All right, I got the beet madness out of my system with a little red borscht soup and potato-cheese pierogis at Lomzynianka in the Polish neighborhood where I'm staying in Brooklyn. I was also assisted by the red flannel hash (eggs over beets mixed with corned beef), plus a side of beet mustard and salad greens I had at a most exquisitely delicious restaurant, The Farm on Adderly, which has a bowl of plastic farm animals to take like business cards or toothpicks and Slow Food NYC's Snail of Approval, a distinction I did not know existed. So now here's a relatively lighter post.
Erin's already written about the eye-watering watermelon radish, but I suggest we all clasp our hands together and breathe, "Oh!" one more time because aren't they just the purtiest lil' darlin's y'ever did see?

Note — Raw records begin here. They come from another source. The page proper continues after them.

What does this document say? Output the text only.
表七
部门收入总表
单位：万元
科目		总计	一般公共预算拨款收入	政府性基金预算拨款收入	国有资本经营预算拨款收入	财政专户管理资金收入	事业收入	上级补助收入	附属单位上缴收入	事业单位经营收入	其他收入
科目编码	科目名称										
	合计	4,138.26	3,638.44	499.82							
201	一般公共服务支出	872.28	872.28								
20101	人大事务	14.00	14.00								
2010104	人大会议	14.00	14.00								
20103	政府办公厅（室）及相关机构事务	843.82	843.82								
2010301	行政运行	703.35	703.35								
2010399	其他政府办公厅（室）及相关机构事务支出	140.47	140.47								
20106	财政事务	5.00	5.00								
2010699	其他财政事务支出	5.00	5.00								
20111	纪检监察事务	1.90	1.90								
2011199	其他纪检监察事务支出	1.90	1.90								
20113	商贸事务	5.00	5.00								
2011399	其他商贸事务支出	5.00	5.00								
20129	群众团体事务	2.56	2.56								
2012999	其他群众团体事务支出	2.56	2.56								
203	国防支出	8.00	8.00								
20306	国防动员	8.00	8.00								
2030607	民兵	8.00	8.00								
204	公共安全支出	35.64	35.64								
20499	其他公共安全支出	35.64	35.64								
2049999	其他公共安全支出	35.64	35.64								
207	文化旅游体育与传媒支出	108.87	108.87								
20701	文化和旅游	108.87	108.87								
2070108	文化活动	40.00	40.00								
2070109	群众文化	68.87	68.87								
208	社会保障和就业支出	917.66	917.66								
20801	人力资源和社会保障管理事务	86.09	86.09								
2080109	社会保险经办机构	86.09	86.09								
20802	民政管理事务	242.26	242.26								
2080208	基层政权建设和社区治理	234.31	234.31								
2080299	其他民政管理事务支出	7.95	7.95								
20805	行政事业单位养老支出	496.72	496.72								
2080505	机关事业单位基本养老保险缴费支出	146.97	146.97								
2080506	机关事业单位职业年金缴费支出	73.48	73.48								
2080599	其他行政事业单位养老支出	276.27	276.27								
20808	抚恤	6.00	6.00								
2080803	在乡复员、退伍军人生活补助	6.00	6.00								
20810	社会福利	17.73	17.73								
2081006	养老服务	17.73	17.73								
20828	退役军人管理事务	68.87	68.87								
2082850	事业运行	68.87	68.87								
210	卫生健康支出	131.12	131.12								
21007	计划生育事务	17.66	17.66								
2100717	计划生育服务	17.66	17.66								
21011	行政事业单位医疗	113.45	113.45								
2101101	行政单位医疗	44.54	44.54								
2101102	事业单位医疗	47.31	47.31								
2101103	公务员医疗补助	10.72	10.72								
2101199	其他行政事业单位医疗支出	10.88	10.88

Fall is supposed to be when we get serious--about our work, our lives, our leaves--but it's a relief to see that not all is dark orange, brown, or somber green this time of year. I got these first watermelon radishes of the season in mid-September at the Ferry Plaza Heirloom Organics stand, and paired them with dandelion greens, though more out of a sense of color than taste, I admit. Watermelon radishes are supposed to be sweet as far as radishes go, but these were super spicy, perhaps because they tend to start off really feisty and mellow out as they mature (rather like humans but the opposite of most radishes, according to this site).
To ease the hot pink peppery jolt, as well as the bitterness of the greens, I sauteed them together. Next time I might put some scrambled eggs on the side and serve the bold-flavored dish as a morning eye-opener.
I had used only half the radish, so later I dropped some raw triangle slices on top of hummus and fried falafels (made the naughty cheater way with water and a mix from Rainbow Grocery's bulk section, though I did add freshly minced shallots.
The sweet-tart ending to this pink-and-green theme party came with the arrival of these "mystery apples" I got from Four Sisters Farm. The woman at the stand told me this fruit was deemed "mysterious" because the tree's seeds had blown into their five acres from elsewhere on the scented winds of Aromas, their Monterey County location.
For those who like rankings, I say these apples' cuteness factor is the food equivalent of the baby pygmy hippo.